Chapter Fifteen

Paolina was never stingy with perfume. She changed it regularly, favoring flowers and fruit. Some were nicer than others. Her natural scent had a hint of pomegranate. None stopped me from fucking her, but none drove me wild to eat her alive either.

This is different.

On Sundays, the women baked sfogliatella for the week. At dawn, I luxuriated in it. By noon, it was in the streets, in my clothes, saturating my brain and filling my belly. Every sweet thing in my adult life was a shadow of those Sundays.

When Paolina runs, she brings Sunday with her. She leaves me a trail of sweetness like a ribbon of smoke. Against the human waste in the tunnels, it is a seam of delight that I know, in my deepest gut, will satisfy this gnawing hunger.

The creature holds me back to give her a head start, which enrages me.

But I am fast—too fast, on legs that have not changed completely.

On a hard turn, I hear the soft scritch of my right ankle breaking.

The pain is drowned out by the twist in my chest and the scent of her as she runs, sweat intensifying, up, up, up, and I think, if only we’d run this way when we were lost, because I know she’s getting closer to fresh air and moonlight, even if she does not.

Taking a turn at inhuman speed at an angle sharper than I expect, I bang into the corner and shatter my shoulder. She’s there. And I know she’s there because her scent is as real and tangible as the stone making contact with my head.

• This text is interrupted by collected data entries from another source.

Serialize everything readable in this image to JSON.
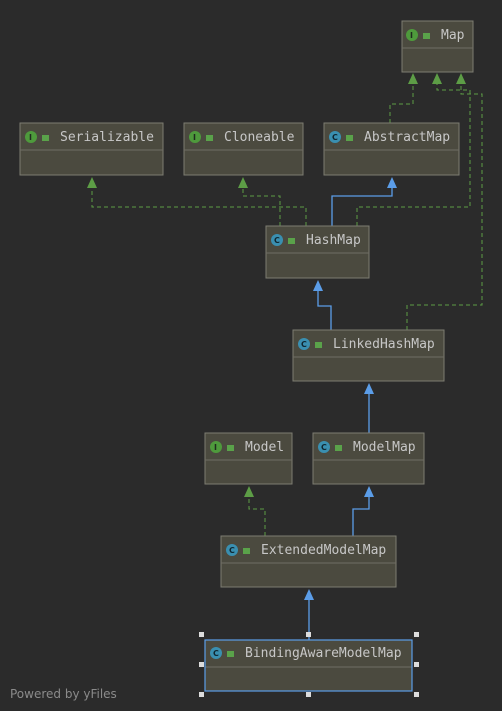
{
  "diagram": {
    "nodes": {
      "map": {
        "title": "Map",
        "kind": "interface",
        "icon": "interface-icon"
      },
      "serializable": {
        "title": "Serializable",
        "kind": "interface",
        "icon": "interface-icon"
      },
      "cloneable": {
        "title": "Cloneable",
        "kind": "interface",
        "icon": "interface-icon"
      },
      "abstractmap": {
        "title": "AbstractMap",
        "kind": "abstract-class",
        "icon": "abstract-class-icon"
      },
      "hashmap": {
        "title": "HashMap",
        "kind": "class",
        "icon": "class-icon"
      },
      "linkedhashmap": {
        "title": "LinkedHashMap",
        "kind": "class",
        "icon": "class-icon"
      },
      "model": {
        "title": "Model",
        "kind": "interface",
        "icon": "interface-icon"
      },
      "modelmap": {
        "title": "ModelMap",
        "kind": "class",
        "icon": "class-icon"
      },
      "extendedmodelmap": {
        "title": "ExtendedModelMap",
        "kind": "class",
        "icon": "class-icon"
      },
      "bindingawaremodelmap": {
        "title": "BindingAwareModelMap",
        "kind": "class",
        "icon": "class-icon",
        "selected": true
      }
    },
    "edges": [
      {
        "from": "abstractmap",
        "to": "map",
        "type": "implements"
      },
      {
        "from": "hashmap",
        "to": "map",
        "type": "implements"
      },
      {
        "from": "linkedhashmap",
        "to": "map",
        "type": "implements"
      },
      {
        "from": "hashmap",
        "to": "serializable",
        "type": "implements"
      },
      {
        "from": "hashmap",
        "to": "cloneable",
        "type": "implements"
      },
      {
        "from": "hashmap",
        "to": "abstractmap",
        "type": "extends"
      },
      {
        "from": "linkedhashmap",
        "to": "hashmap",
        "type": "extends"
      },
      {
        "from": "modelmap",
        "to": "linkedhashmap",
        "type": "extends"
      },
      {
        "from": "extendedmodelmap",
        "to": "model",
        "type": "implements"
      },
      {
        "from": "extendedmodelmap",
        "to": "modelmap",
        "type": "extends"
      },
      {
        "from": "bindingawaremodelmap",
        "to": "extendedmodelmap",
        "type": "extends"
      }
    ],
    "colors": {
      "background": "#2b2b2b",
      "node_fill": "#4b4a3f",
      "implements_edge": "#5d9d46",
      "extends_edge": "#5b9de8",
      "interface_badge": "#4e9a3c",
      "class_badge": "#3a8fb0"
    }
  },
  "badges": {
    "interface": "I",
    "class": "C"
  },
  "footer": {
    "watermark": "Powered by yFiles"
  }
}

I’m thrown back.

“Stop.” She’s panting, hoisting the bloody stone for another blow. She reeks of sweet apples. “Carmine. Stop for one second.”

And I do. I see her. I feel the hunger as strongly as before, but I am separate from it. My mind is free, even for a moment.

“Run.” The command comes out with a squeak.

She ignores me. “You’re a decent man. You’ll always be. No matter what you have to do. You are decent.”

Good God, I don’t care. All I want to do is suck her dry.

“Please!”

She drops the stone and runs. She’s not fast enough. I reach for her, fingertips on the ends of her hair. My broken ankle buckles under me and she gains a step that saves her life, turning onto a hall cut by a square of moonlight.

I stop long enough to see two of the Empire’s soldiers entering the sewer with a drunken woman between them.

“Hey, pretty!” the soldier says as Paolina passes.

“Where you off to?” calls the other.

I know their intentions from their body language and vocal tones, but like my supposed decency, I don’t care about their aims with Paolina. I am too hungry to warn them or make a game of it. They are not sweet. They are bread, not cake. They will do.

I take one man by the arm and throw him into the other, piling them like firewood.

I work the weight of one against the other so I can consume both.

The woman stumbles back and watches as I drink from the first, splashing blood into the screaming mouth of the second.

They are the best meal I’ve ever had, filling a hole deeper than my soul, darker than hell, warming a heart made cold.

I sob with relief as I drink from the second, because the hole still isn’t filled but the pain of the hunger is sated.

I drink it all, and think, “This is my life now.”

When I look up, the drunk woman is gone, and Paolina stands at the opening to the street.